For years Mom would faithfully get up in the wee hours of the morning to baste the turkey – only for us all to admit years later that none of us even like turkey. We had a few years of trial-and-error options like fried turkey and Tofurkey and Turducken and othersuch critter combinations (just don’t say it incorrectly in front of the children!), but they all taste like they sound.
For the last few years, Dad has thrown caution to the wind and prepared either a prime rib or a pork tenderloin with a Jack Daniels marinade, glazed with a brown sugar/cranberry reduction, while Mom double-stuffed the potatoes and maple-glazed the bacon and over-soaked the rum cake. It is nothing short of A-mazing.
Adding to the traditionally untraditional feel for our holidays is Mom’s flair for decorating. The dining room is completely harvest-festive, from the dramatic stalks of wheat reigning over the tablescape, to the subtle touches like leaf-shaped pats of butter, to the whimsical turkey-embossed napkin rings.
Why is that untraditional, you ask?
Because my mother callously engages in the practice of irreverent holiday jumping.

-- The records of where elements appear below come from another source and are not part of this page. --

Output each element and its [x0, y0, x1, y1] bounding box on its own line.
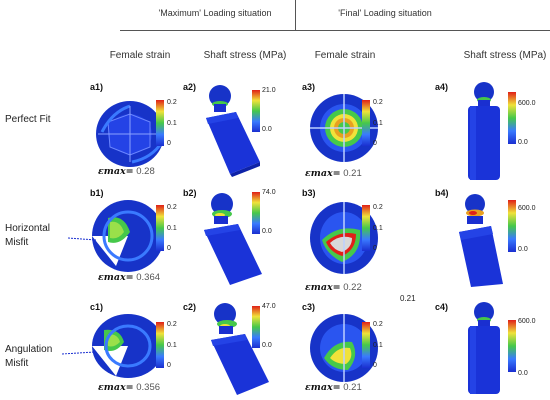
header-rule	[120, 30, 550, 31]
panel-label-b4: b4)	[435, 188, 449, 198]
panel-label-c4: c4)	[435, 302, 449, 312]
colorbar-c1-min: 0	[167, 362, 171, 369]
emax-symbol: εmax=	[305, 282, 341, 293]
emax-value: 0.21	[343, 382, 362, 393]
column-header-shaft-stress-max: Shaft stress (MPa)	[203, 50, 287, 61]
emax-a3: εmax= 0.21	[305, 168, 362, 179]
colorbar-b1	[156, 205, 166, 256]
panel-label-c1: c1)	[90, 302, 104, 312]
colorbar-a3-min: 0	[373, 140, 377, 147]
colorbar-c3	[362, 322, 372, 373]
group-divider	[295, 0, 296, 30]
colorbar-c1-max: 0.2	[167, 321, 177, 328]
colorbar-b4	[508, 200, 518, 257]
shaft-stress-render-b4	[455, 192, 515, 287]
row-label-angulation-misfit: Angulation Misfit	[5, 344, 53, 369]
colorbar-b3-mid: 0.1	[373, 225, 383, 232]
female-strain-render-b1	[68, 196, 178, 276]
colorbar-b3-max: 0.2	[373, 204, 383, 211]
colorbar-b1-min: 0	[167, 245, 171, 252]
emax-c1: εmax= 0.356	[98, 382, 160, 393]
colorbar-b4-min: 0.0	[518, 246, 528, 253]
column-header-female-strain-max: Female strain	[109, 50, 171, 61]
stray-value-label: 0.21	[400, 294, 416, 303]
colorbar-c1-mid: 0.1	[167, 342, 177, 349]
colorbar-b1-max: 0.2	[167, 204, 177, 211]
column-header-shaft-stress-final: Shaft stress (MPa)	[463, 50, 547, 61]
panel-label-a3: a3)	[302, 82, 316, 92]
emax-symbol: εmax=	[98, 382, 134, 393]
colorbar-b2-min: 0.0	[262, 228, 272, 235]
colorbar-a1-min: 0	[167, 140, 171, 147]
female-strain-render-c1	[62, 310, 177, 382]
group-header-maximum: 'Maximum' Loading situation	[158, 8, 272, 18]
panel-label-b2: b2)	[183, 188, 197, 198]
colorbar-b3-min: 0	[373, 245, 377, 252]
shaft-stress-render-b2	[200, 190, 270, 285]
colorbar-c1	[156, 322, 166, 373]
panel-label-c2: c2)	[183, 302, 197, 312]
female-strain-render-a1	[92, 92, 177, 172]
colorbar-a4-min: 0.0	[518, 139, 528, 146]
panel-label-a4: a4)	[435, 82, 449, 92]
colorbar-a4	[508, 92, 518, 149]
emax-b1: εmax= 0.364	[98, 272, 160, 283]
panel-label-b3: b3)	[302, 188, 316, 198]
shaft-stress-render-c4	[462, 300, 507, 395]
emax-symbol: εmax=	[98, 166, 134, 177]
colorbar-c2-min: 0.0	[262, 342, 272, 349]
colorbar-a1-max: 0.2	[167, 99, 177, 106]
female-strain-render-a3	[308, 90, 388, 166]
female-strain-render-c3	[308, 312, 388, 384]
emax-a1: εmax= 0.28	[98, 166, 155, 177]
emax-value: 0.356	[136, 382, 161, 393]
emax-c3: εmax= 0.21	[305, 382, 362, 393]
colorbar-a2	[252, 90, 262, 137]
colorbar-a2-min: 0.0	[262, 126, 272, 133]
panel-label-c3: c3)	[302, 302, 316, 312]
panel-label-b1: b1)	[90, 188, 104, 198]
colorbar-c2-max: 47.0	[262, 303, 276, 310]
colorbar-b1-mid: 0.1	[167, 225, 177, 232]
emax-b3: εmax= 0.22	[305, 282, 362, 293]
colorbar-c3-min: 0	[373, 362, 377, 369]
colorbar-c2	[252, 306, 262, 353]
emax-symbol: εmax=	[98, 272, 134, 283]
colorbar-a2-max: 21.0	[262, 87, 276, 94]
colorbar-b2-max: 74.0	[262, 189, 276, 196]
shaft-stress-render-c2	[205, 300, 275, 395]
shaft-stress-render-a4	[462, 80, 507, 182]
emax-value: 0.22	[343, 282, 362, 293]
shaft-stress-render-a2	[200, 82, 270, 177]
colorbar-a3-mid: 0.1	[373, 120, 383, 127]
colorbar-a3	[362, 100, 372, 151]
panel-label-a1: a1)	[90, 82, 104, 92]
column-header-female-strain-final: Female strain	[314, 50, 376, 61]
colorbar-c4-max: 600.0	[518, 318, 536, 325]
colorbar-c3-max: 0.2	[373, 321, 383, 328]
colorbar-c3-mid: 0.1	[373, 342, 383, 349]
colorbar-a4-max: 600.0	[518, 100, 536, 107]
group-header-final: 'Final' Loading situation	[338, 8, 432, 18]
emax-symbol: εmax=	[305, 168, 341, 179]
colorbar-b2	[252, 192, 262, 239]
colorbar-a1	[156, 100, 166, 151]
panel-label-a2: a2)	[183, 82, 197, 92]
row-label-horizontal-misfit: Horizontal Misfit	[5, 223, 51, 248]
colorbar-b4-max: 600.0	[518, 205, 536, 212]
row-label-perfect-fit: Perfect Fit	[5, 114, 51, 125]
female-strain-render-b3	[308, 198, 388, 278]
emax-value: 0.28	[136, 166, 155, 177]
emax-value: 0.364	[136, 272, 161, 283]
colorbar-b3	[362, 205, 372, 256]
colorbar-a3-max: 0.2	[373, 99, 383, 106]
emax-value: 0.21	[343, 168, 362, 179]
colorbar-a1-mid: 0.1	[167, 120, 177, 127]
colorbar-c4	[508, 320, 518, 377]
colorbar-c4-min: 0.0	[518, 370, 528, 377]
emax-symbol: εmax=	[305, 382, 341, 393]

While the dining room is harvest-festive, you should understand that Thanksgiving is confined to that space, and that space only. If you venture out of the dining room, it’s like stepping through the wardrobe into Narnia, because sometime back in August she began completely Decking the Halls for Christmas…and the front porch and the den and the garden room and the foyer and all the bedrooms AND THE BATHROOMS.
I am so not kidding. Sometimes there are as many as EIGHT lighted trees, all with different themes and/or color schemes. The house rivals a the Southern Living Christmas edition.
I, on the other hand, am still contemplating whether or not I want to go to the effort of putting a pine wreath on my front door.